Scheppele: Serious flaws in Afghan constitution
With nation-building in emerging democracies at the center of today’s international news, much attention has been paid to the important task of creating stable governments. Kim Scheppele, professor of law and sociology, has played an important part in this worldwide process, most recently as an advisor for a United Nations task force charged with helping to construct Afghanistan’s new constitution.
Scheppele was brought in by the UN specifically to provide recommendations about the judiciary and constitutional review of the new government. As an expert in the field, Scheppele has had global experience, including work on the Hungarian constitution after the fall of the Soviet Union. Even with the credentials of Scheppele and the UN team, however, most of their recommendations went unheeded in the drafting of the constitution.

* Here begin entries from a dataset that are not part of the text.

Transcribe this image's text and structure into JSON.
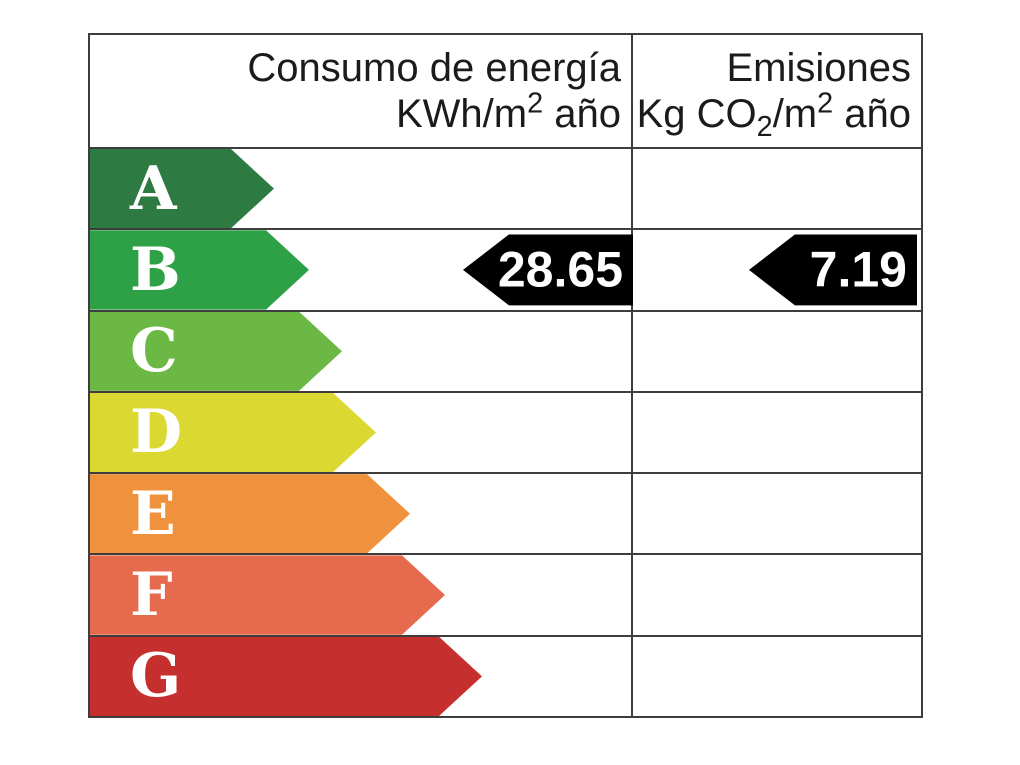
{
  "header": {
    "consumption": {
      "line1": "Consumo de energía",
      "l2a": "KWh/m",
      "l2sup": "2",
      "l2b": " año"
    },
    "emissions": {
      "line1": "Emisiones",
      "l2a": "Kg CO",
      "l2sub": "2",
      "l2b": "/m",
      "l2sup": "2",
      "l2c": " año"
    }
  },
  "ratings": [
    {
      "letter": "A",
      "color": "#2d7b43"
    },
    {
      "letter": "B",
      "color": "#2ea147"
    },
    {
      "letter": "C",
      "color": "#6cb845"
    },
    {
      "letter": "D",
      "color": "#dbd832"
    },
    {
      "letter": "E",
      "color": "#f0913d"
    },
    {
      "letter": "F",
      "color": "#e56a4e"
    },
    {
      "letter": "G",
      "color": "#c5302f"
    }
  ],
  "values": {
    "rating": "B",
    "consumption": "28.65",
    "emissions": "7.19"
  },
  "style": {
    "border_color": "#3d3d3d",
    "pointer_color": "#000000",
    "text_color": "#1b1b1b"
  },
  "chart_data": {
    "type": "table",
    "title": "Energy efficiency rating label",
    "columns": [
      "Consumo de energía KWh/m2 año",
      "Emisiones Kg CO2/m2 año"
    ],
    "categories": [
      "A",
      "B",
      "C",
      "D",
      "E",
      "F",
      "G"
    ],
    "category_colors": [
      "#2d7b43",
      "#2ea147",
      "#6cb845",
      "#dbd832",
      "#f0913d",
      "#e56a4e",
      "#c5302f"
    ],
    "indicated_rating": "B",
    "consumption_kwh_m2_year": 28.65,
    "emissions_kg_co2_m2_year": 7.19,
    "legend_position": "none",
    "grid": "table borders on"
  }
}
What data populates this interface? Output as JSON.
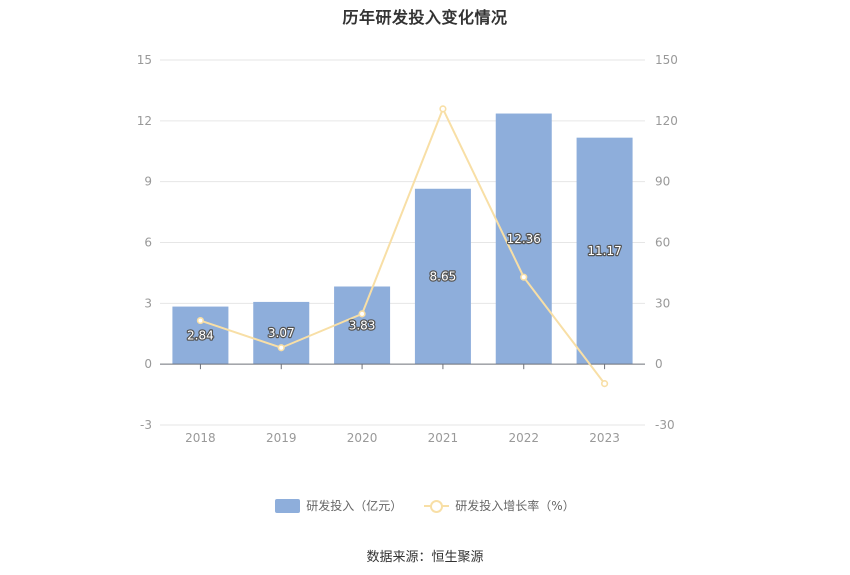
{
  "chart_data": {
    "type": "bar",
    "title": "历年研发投入变化情况",
    "categories": [
      "2018",
      "2019",
      "2020",
      "2021",
      "2022",
      "2023"
    ],
    "series": [
      {
        "name": "研发投入（亿元）",
        "type": "bar",
        "axis": "left",
        "color": "#8eaedb",
        "values": [
          2.84,
          3.07,
          3.83,
          8.65,
          12.36,
          11.17
        ],
        "labels": [
          "2.84",
          "3.07",
          "3.83",
          "8.65",
          "12.36",
          "11.17"
        ]
      },
      {
        "name": "研发投入增长率（%）",
        "type": "line",
        "axis": "right",
        "color": "#f8dfa6",
        "values": [
          21.5,
          8.1,
          24.8,
          125.9,
          42.9,
          -9.6
        ]
      }
    ],
    "y_left": {
      "ylim": [
        -3,
        15
      ],
      "ticks": [
        "15",
        "12",
        "9",
        "6",
        "3",
        "0",
        "-3"
      ],
      "tick_values": [
        15,
        12,
        9,
        6,
        3,
        0,
        -3
      ]
    },
    "y_right": {
      "ylim": [
        -30,
        150
      ],
      "ticks": [
        "150",
        "120",
        "90",
        "60",
        "30",
        "0",
        "-30"
      ],
      "tick_values": [
        150,
        120,
        90,
        60,
        30,
        0,
        -30
      ]
    },
    "xlabel": "",
    "ylabel": "",
    "grid": true,
    "legend_position": "bottom-center"
  },
  "source": "数据来源：恒生聚源"
}
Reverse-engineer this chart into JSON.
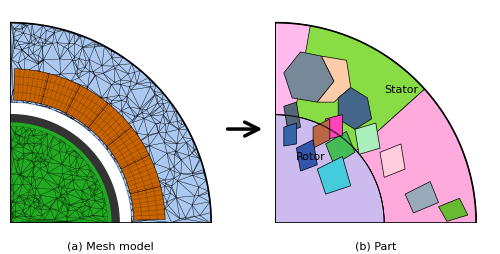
{
  "fig_width": 5.0,
  "fig_height": 2.55,
  "dpi": 100,
  "bg_color": "#ffffff",
  "label_a": "(a) Mesh model",
  "label_b": "(b) Part",
  "stator_label": "Stator",
  "rotor_label": "Rotor",
  "stator_color": "#aac8f0",
  "coil_color": "#c86400",
  "rotor_color": "#22aa22",
  "arrow_color": "#111111",
  "part_green": "#88dd44",
  "part_pink_large": "#ffaadd",
  "part_pink_small": "#ffbbcc",
  "part_lavender": "#ccbbee",
  "part_slate": "#778899",
  "part_slate2": "#99aabb",
  "part_salmon": "#ffccaa",
  "part_teal": "#446688",
  "part_magenta": "#ff44bb",
  "part_brown": "#bb6644",
  "part_green2": "#44bb55",
  "part_lightgreen": "#aaeebb",
  "part_cyan": "#44ccdd",
  "part_blue": "#3355aa",
  "part_green3": "#66bb33",
  "part_pink2": "#ffccdd"
}
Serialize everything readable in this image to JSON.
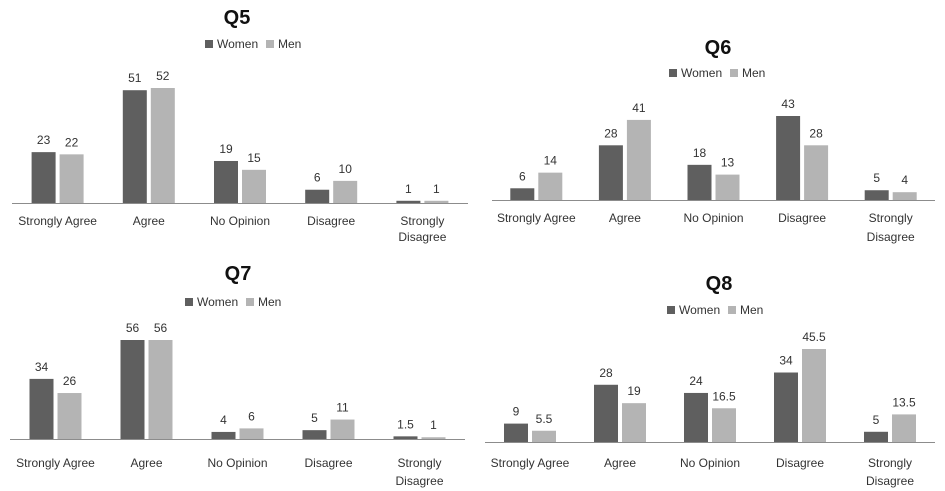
{
  "colors": {
    "women": "#5f5f5f",
    "men": "#b4b4b4",
    "axis": "#8c8c8c"
  },
  "chart_data": [
    {
      "type": "bar",
      "title": "Q5",
      "categories": [
        "Strongly Agree",
        "Agree",
        "No Opinion",
        "Disagree",
        "Strongly Disagree"
      ],
      "series": [
        {
          "name": "Women",
          "values": [
            23,
            51,
            19,
            6,
            1
          ]
        },
        {
          "name": "Men",
          "values": [
            22,
            52,
            15,
            10,
            1
          ]
        }
      ],
      "value_labels": [
        [
          "23",
          "51",
          "19",
          "6",
          "1"
        ],
        [
          "22",
          "52",
          "15",
          "10",
          "1"
        ]
      ],
      "ylim": [
        0,
        60
      ],
      "grid": false,
      "legend": "top-center"
    },
    {
      "type": "bar",
      "title": "Q6",
      "categories": [
        "Strongly Agree",
        "Agree",
        "No Opinion",
        "Disagree",
        "Strongly Disagree"
      ],
      "series": [
        {
          "name": "Women",
          "values": [
            6,
            28,
            18,
            43,
            5
          ]
        },
        {
          "name": "Men",
          "values": [
            14,
            41,
            13,
            28,
            4
          ]
        }
      ],
      "value_labels": [
        [
          "6",
          "28",
          "18",
          "43",
          "5"
        ],
        [
          "14",
          "41",
          "13",
          "28",
          "4"
        ]
      ],
      "ylim": [
        0,
        50
      ],
      "grid": false,
      "legend": "top-center"
    },
    {
      "type": "bar",
      "title": "Q7",
      "categories": [
        "Strongly Agree",
        "Agree",
        "No Opinion",
        "Disagree",
        "Strongly Disagree"
      ],
      "series": [
        {
          "name": "Women",
          "values": [
            34,
            56,
            4,
            5,
            1.5
          ]
        },
        {
          "name": "Men",
          "values": [
            26,
            56,
            6,
            11,
            1
          ]
        }
      ],
      "value_labels": [
        [
          "34",
          "56",
          "4",
          "5",
          "1.5"
        ],
        [
          "26",
          "56",
          "6",
          "11",
          "1"
        ]
      ],
      "ylim": [
        0,
        60
      ],
      "grid": false,
      "legend": "top-center"
    },
    {
      "type": "bar",
      "title": "Q8",
      "categories": [
        "Strongly Agree",
        "Agree",
        "No Opinion",
        "Disagree",
        "Strongly Disagree"
      ],
      "series": [
        {
          "name": "Women",
          "values": [
            9,
            28,
            24,
            34,
            5
          ]
        },
        {
          "name": "Men",
          "values": [
            5.5,
            19,
            16.5,
            45.5,
            13.5
          ]
        }
      ],
      "value_labels": [
        [
          "9",
          "28",
          "24",
          "34",
          "5"
        ],
        [
          "5.5",
          "19",
          "16.5",
          "45.5",
          "13.5"
        ]
      ],
      "ylim": [
        0,
        50
      ],
      "grid": false,
      "legend": "top-center"
    }
  ]
}
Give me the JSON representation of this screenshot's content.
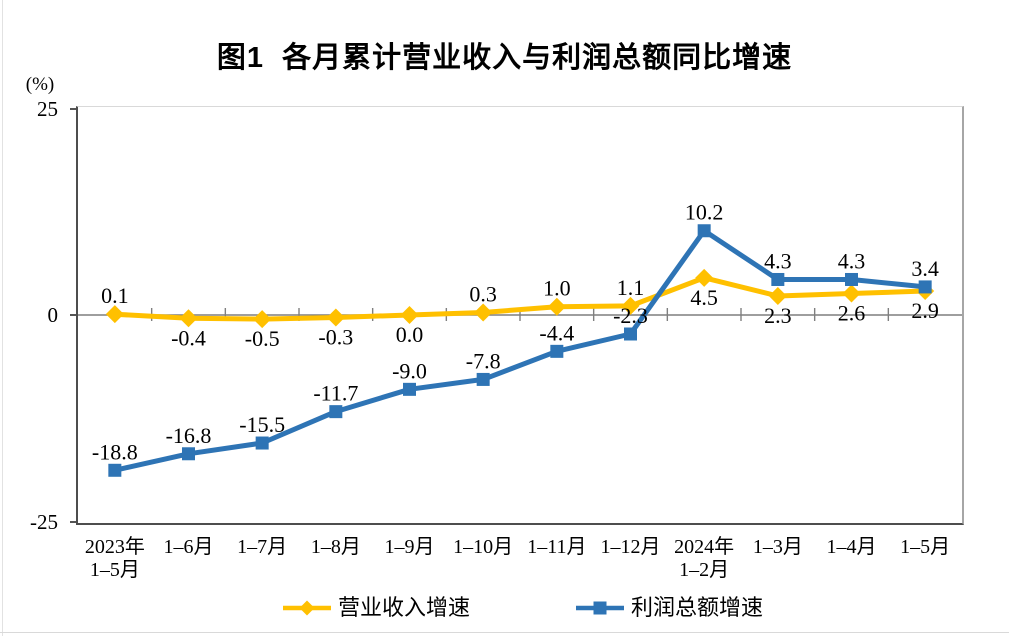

According to Scheppele and other constitutional scholars, the chief problem with the new constitution lies in the amount of power given to the president. Unlike the American system, with its built-in separation of powers and checks and balances, the Afghan constitution enables the president to dominate. His powers include appointing supreme-court justices, with little or no consultation from other branches of government, appointing a significant percentage of the members of parliament as well as all the ministers and heads of governmental agencies, and being the sole provider of proposed legislation to the parliament.
Scheppele said of the Afghans, “They basically ignored all the advice. Of course, not all advice is worth following, but what they came out with is a constitution written for abuse. A constitution written for angels, not devils. You write a constitution because you don’t need to worry about the angels.”
Scheppele noted that with such vulnerability to abuse, Afghanistan might have been better off with its constitution of 1964. “Afghanistan had a promising constitutional history. In my view, the old constitution would have been fine. The problem with the draft of this one is they had few people with the relative expertise to do it. When you’ve had no functioning university system for 20 years, you’re not going to start with an expert group.”